Infelizmente em nossa existência, cultivamos, desastrosamente, ressentimentos, mágoas, decepções e frustrações, e reforçamos seus efeitos sobre nós.

É preciso entender que o mais importante não é o conteúdo das mágoas, das decepções, das frustrações; enfim, o que elas representam; mas o tempo psicológico colocado à disposição delas. Quanto mais longo for esse tempo, mais duradouro será o aprisionamento a fatos dolorosos.

Quanto mais tempo dedicarmos a elas, mais destrutivos serão os seus efeitos em nossas vidas. Portanto, aceitemos o que já aconteceu como fato irremediavelmente consumado, buscando, por outro lado, novas alternativas, novas percepções para nossa convivência.

Se as explicações ou justificativas encontradas para nossos sofrimentos os evitassem, estaríamos no caminho certo. Como isso não acontece, precisamos aprender a reagir de forma diferente aos estímulos externos, principalmente, àqueles que nos causam infortúnios.

Origem da força da vida: ao penetrar no óvulo, o espermatozoide produz uma nova vida que passa a ter a sua própria força, diferente das que a originaram, com características próprias e individuais. Além de mover o trem da vida de cada pessoa, é essa nova força constituída que vai movê-la nessa viagem. Logo, todos nós, ao nascermos, somos possuidores de uma força que chamamos de força da vida.

Em relação ao possuidor: ela não é construtiva nem destrutiva. É apenas uma força que obedece ao desejo de quem a possui, que lhe dará o sentido que quiser. Ela atuará, de acordo com a lógica psicológica construída por nós. São nossas escolhas que irão direcionar o sentido e a qualidade do nosso viver e não a força em si. A força segue o que a lógica psicológica determina.

Para o AGV, não existe confronto de forças positiva (+) negativa (-), do bem contra o mal; mas um conflito entre o sujeito e seus desejos. É da pessoa a escolha da maneira como irá se mover em seu processo de evolução. Ela é que determinará o trajeto a ser seguido e assim criará uma relação de compromisso com a própria vida, ou seja, assumirá a responsabilidade pela maneira como vive.

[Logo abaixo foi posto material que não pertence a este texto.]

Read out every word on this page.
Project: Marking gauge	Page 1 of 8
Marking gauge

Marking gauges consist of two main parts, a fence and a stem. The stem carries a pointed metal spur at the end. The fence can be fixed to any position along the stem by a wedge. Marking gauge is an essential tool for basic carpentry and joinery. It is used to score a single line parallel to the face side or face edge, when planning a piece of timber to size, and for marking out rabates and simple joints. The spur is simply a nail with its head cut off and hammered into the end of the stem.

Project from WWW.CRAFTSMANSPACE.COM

É a lógica “cognitivo-vivencial” ou “psicológica” de cada pessoa que proporcionará o sentido à sua vida. A força da vida só acompanha o que determina essa lógica, não interferirá em nada. Somente a própria pessoa terá condições de mudar a sua relação com a vida e com isso alterar sua interação com o mundo interior e exterior. No entanto, para que tal coisa aconteça, é imprescindível que ocorra mudanças em suas lógicas. Os motivos que a compõem deverão ser mudados para que outras surjam. Por exemplo: se antes era de autoabandono, que agora seja de autoamor.

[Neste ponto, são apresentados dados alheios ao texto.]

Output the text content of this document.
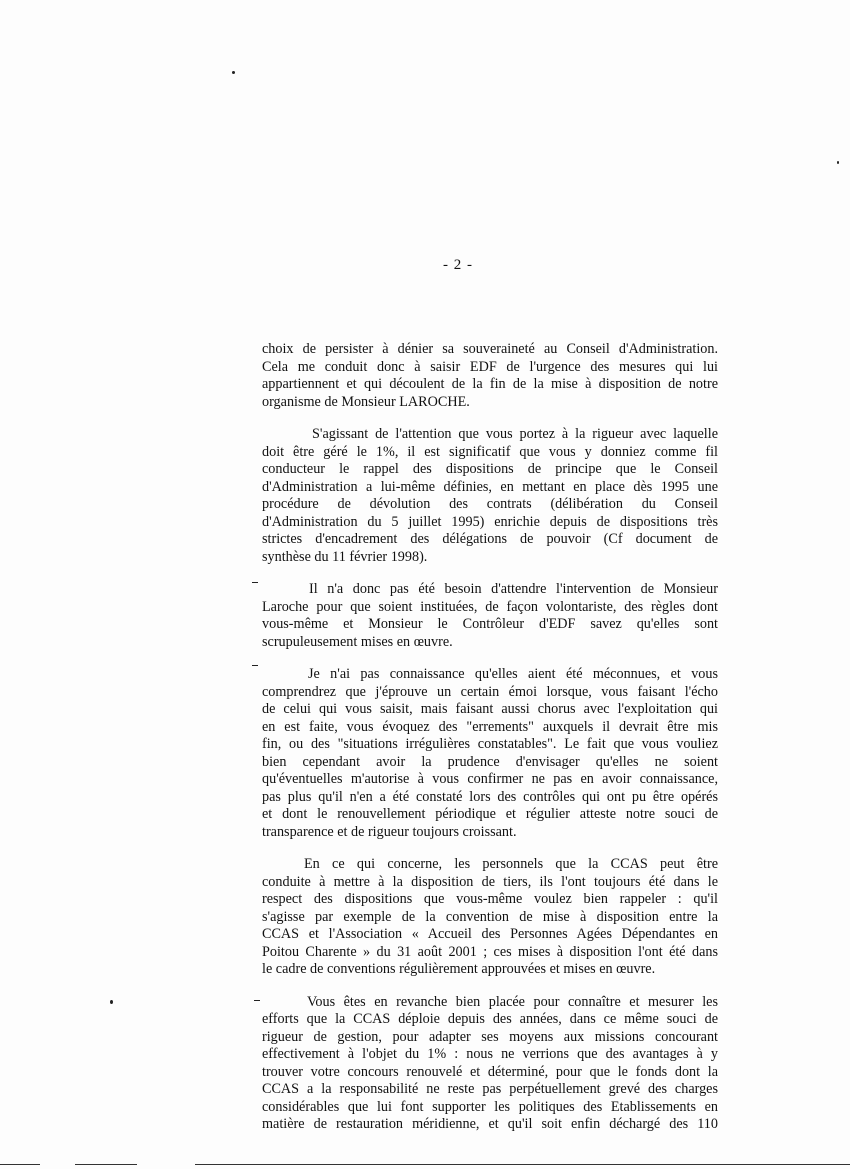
- 2 -
choix de persister à dénier sa souveraineté au Conseil d'Administration.
Cela me conduit donc à saisir EDF de l'urgence des mesures qui lui
appartiennent et qui découlent de la fin de la mise à disposition de notre
organisme de Monsieur LAROCHE.
S'agissant de l'attention que vous portez à la rigueur avec laquelle
doit être géré le 1%, il est significatif que vous y donniez comme fil
conducteur le rappel des dispositions de principe que le Conseil
d'Administration a lui-même définies, en mettant en place dès 1995 une
procédure de dévolution des contrats (délibération du Conseil
d'Administration du 5 juillet 1995) enrichie depuis de dispositions très
strictes d'encadrement des délégations de pouvoir (Cf document de
synthèse du 11 février 1998).
Il n'a donc pas été besoin d'attendre l'intervention de Monsieur
Laroche pour que soient instituées, de façon volontariste, des règles dont
vous-même et Monsieur le Contrôleur d'EDF savez qu'elles sont
scrupuleusement mises en œuvre.
Je n'ai pas connaissance qu'elles aient été méconnues, et vous
comprendrez que j'éprouve un certain émoi lorsque, vous faisant l'écho
de celui qui vous saisit, mais faisant aussi chorus avec l'exploitation qui
en est faite, vous évoquez des "errements" auxquels il devrait être mis
fin, ou des "situations irrégulières constatables". Le fait que vous vouliez
bien cependant avoir la prudence d'envisager qu'elles ne soient
qu'éventuelles m'autorise à vous confirmer ne pas en avoir connaissance,
pas plus qu'il n'en a été constaté lors des contrôles qui ont pu être opérés
et dont le renouvellement périodique et régulier atteste notre souci de
transparence et de rigueur toujours croissant.
En ce qui concerne, les personnels que la CCAS peut être
conduite à mettre à la disposition de tiers, ils l'ont toujours été dans le
respect des dispositions que vous-même voulez bien rappeler : qu'il
s'agisse par exemple de la convention de mise à disposition entre la
CCAS et l'Association « Accueil des Personnes Agées Dépendantes en
Poitou Charente » du 31 août 2001 ; ces mises à disposition l'ont été dans
le cadre de conventions régulièrement approuvées et mises en œuvre.
Vous êtes en revanche bien placée pour connaître et mesurer les
efforts que la CCAS déploie depuis des années, dans ce même souci de
rigueur de gestion, pour adapter ses moyens aux missions concourant
effectivement à l'objet du 1% : nous ne verrions que des avantages à y
trouver votre concours renouvelé et déterminé, pour que le fonds dont la
CCAS a la responsabilité ne reste pas perpétuellement grevé des charges
considérables que lui font supporter les politiques des Etablissements en
matière de restauration méridienne, et qu'il soit enfin déchargé des 110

Em relação ao tempo e ao trem da vida: no momento em que o óvulo é fecundado começa o processo de formação de um novo ser. Nesse exato instante, o trem da vida dará a partida e o tempo começará a ser contado e a trocar futuro por passado. E não importa o que façamos. O trem da vida e o seu tempo não param mais de efetuar tal troca. Além disso, eles não esperam nem dão marcha ré. Nossa vontade não tem força nem poder para deter-lhes o movimento. Nesse caso, não nos é dado o livre arbítrio.

Para a vida, o tempo do trem é agora. Para ela, não há passado ou futuro, só presente. Não há possibilidade de o passado ser revivido, tampouco de o futuro ser imaginado. Ele acaba com qualquer ilusão, porque nos mostra a realidade em tempo real.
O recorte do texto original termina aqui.